Underlying sales at J Sainsbury rose 3.4 per cent in the first quarter of its financial year, but the group warned that most of the increase was due to inflation rather than volume growth.

The figure compared with Tesco’s 3.5 per cent increase and Wm Morrison’s 7 per cent rise over slightly different periods.

Justin King, chief executive, said food price inflation in Sainsbury shops was slightly more than 3 per cent in the quarter, up from about 2 per cent in the previous quarter, but below official government statistics.

Darren Shapland, finance director, said most of the 3.4 per cent like-for-like increase came from food price inflation, with “volumes just above flat”. Fuel sales benefited from higher prices and from extra volumes as motorists shopped around for cheaper petrol and came to Sainsbury.

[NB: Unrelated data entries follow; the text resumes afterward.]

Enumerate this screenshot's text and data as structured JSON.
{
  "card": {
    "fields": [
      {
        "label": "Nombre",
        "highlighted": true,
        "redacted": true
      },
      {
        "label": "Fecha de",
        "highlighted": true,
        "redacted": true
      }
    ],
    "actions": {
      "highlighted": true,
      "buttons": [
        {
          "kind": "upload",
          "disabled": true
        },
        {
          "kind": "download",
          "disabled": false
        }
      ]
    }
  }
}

Mr King said he was pleased with the performance in the quarter, which was in line with the group’s expectations. The quarter compared with a strong period last year, when like-for-like sales were up 5.1 per cent, although the group adjusted the number to take account of the changed timing of the Easter weekend.

But he discounted the idea that consumers were “trading down” to the hard discounters such as Aldi, arguing that evidence from market research and Sainsbury’s own performance showed shoppers were cutting down on restaurant meals rather than groceries.

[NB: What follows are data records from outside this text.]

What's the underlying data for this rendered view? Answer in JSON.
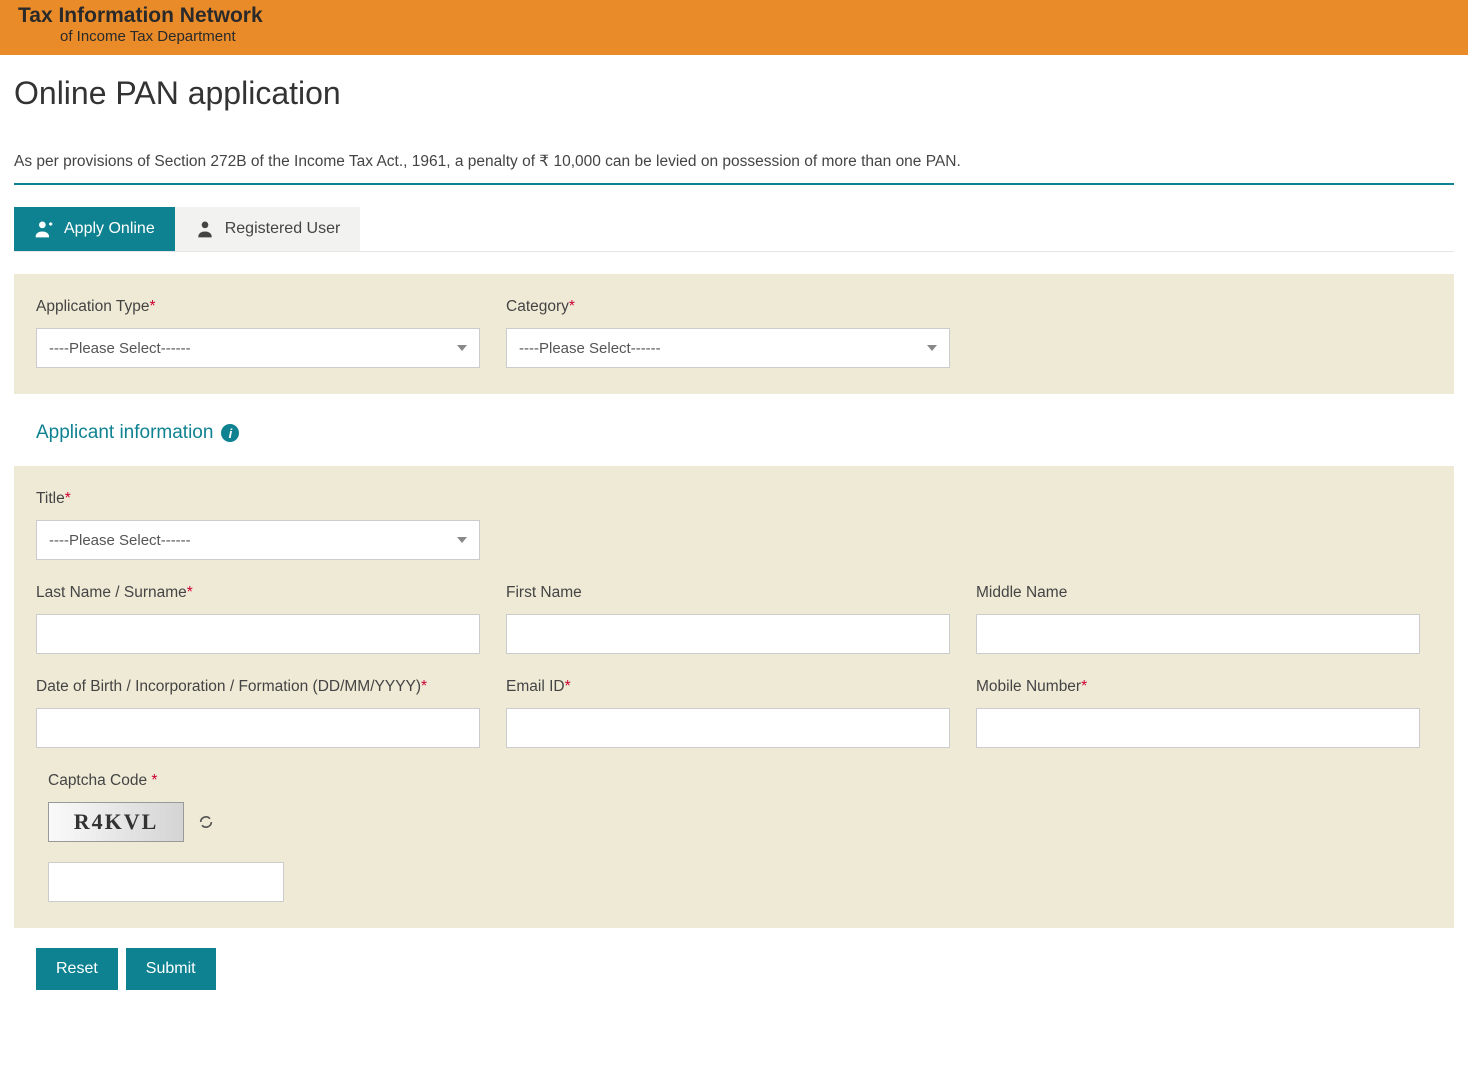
{
  "banner": {
    "title": "Tax Information Network",
    "subtitle": "of Income Tax Department"
  },
  "page": {
    "title": "Online PAN application"
  },
  "notice": "As per provisions of Section 272B of the Income Tax Act., 1961, a penalty of ₹ 10,000 can be levied on possession of more than one PAN.",
  "tabs": {
    "apply": "Apply Online",
    "registered": "Registered User"
  },
  "labels": {
    "application_type": "Application Type",
    "category": "Category",
    "section": "Applicant information",
    "title": "Title",
    "last_name": "Last Name / Surname",
    "first_name": "First Name",
    "middle_name": "Middle Name",
    "dob": "Date of Birth / Incorporation / Formation (DD/MM/YYYY)",
    "email": "Email ID",
    "mobile": "Mobile Number",
    "captcha": "Captcha Code"
  },
  "selects": {
    "placeholder": "----Please Select------"
  },
  "captcha": {
    "value": "R4KVL"
  },
  "buttons": {
    "reset": "Reset",
    "submit": "Submit"
  }
}
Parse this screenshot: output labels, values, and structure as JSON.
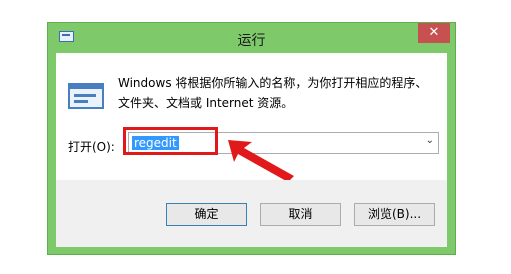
{
  "window": {
    "title": "运行",
    "close_glyph": "✕",
    "description_line1": "Windows 将根据你所输入的名称，为你打开相应的程序、",
    "description_line2": "文件夹、文档或 Internet 资源。",
    "open_label": "打开(O):",
    "open_value": "regedit",
    "dropdown_glyph": "⌄"
  },
  "buttons": {
    "ok": "确定",
    "cancel": "取消",
    "browse": "浏览(B)..."
  },
  "colors": {
    "frame": "#7ec96a",
    "close": "#c75050",
    "highlight": "#e01a1a",
    "selection": "#3399ff"
  },
  "icons": [
    "app-icon",
    "run-icon",
    "close-icon",
    "chevron-down-icon",
    "arrow-annotation"
  ]
}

Jonathan Pritchard of Oriel Securities described the statement as “bland” and “short on detail”. While he was not cutting his forecast for the year of pre-tax profits of £555m, up from £479m, he said the lack of volume growth in the industry could lead supermarkets to be even more active on price promotions, which could hit estimates later.

Mr King said non-food sales were continuing to “grow strongly” as ranges were expanded, while online sales were up more than 40 per cent.

Improvements to the supply chain in recent years meant product availability in shops had risen further.

Total sales rose 8.1 per cent in the 12 weeks to June 14, boosted by the sharp increase in petrol prices. Excluding fuel, the increase was 4.5 per cent.

Like-for-like sales, excluding new store openings, rose 7.3 per cent including fuel sales. The shares fell 10½p to 325½p.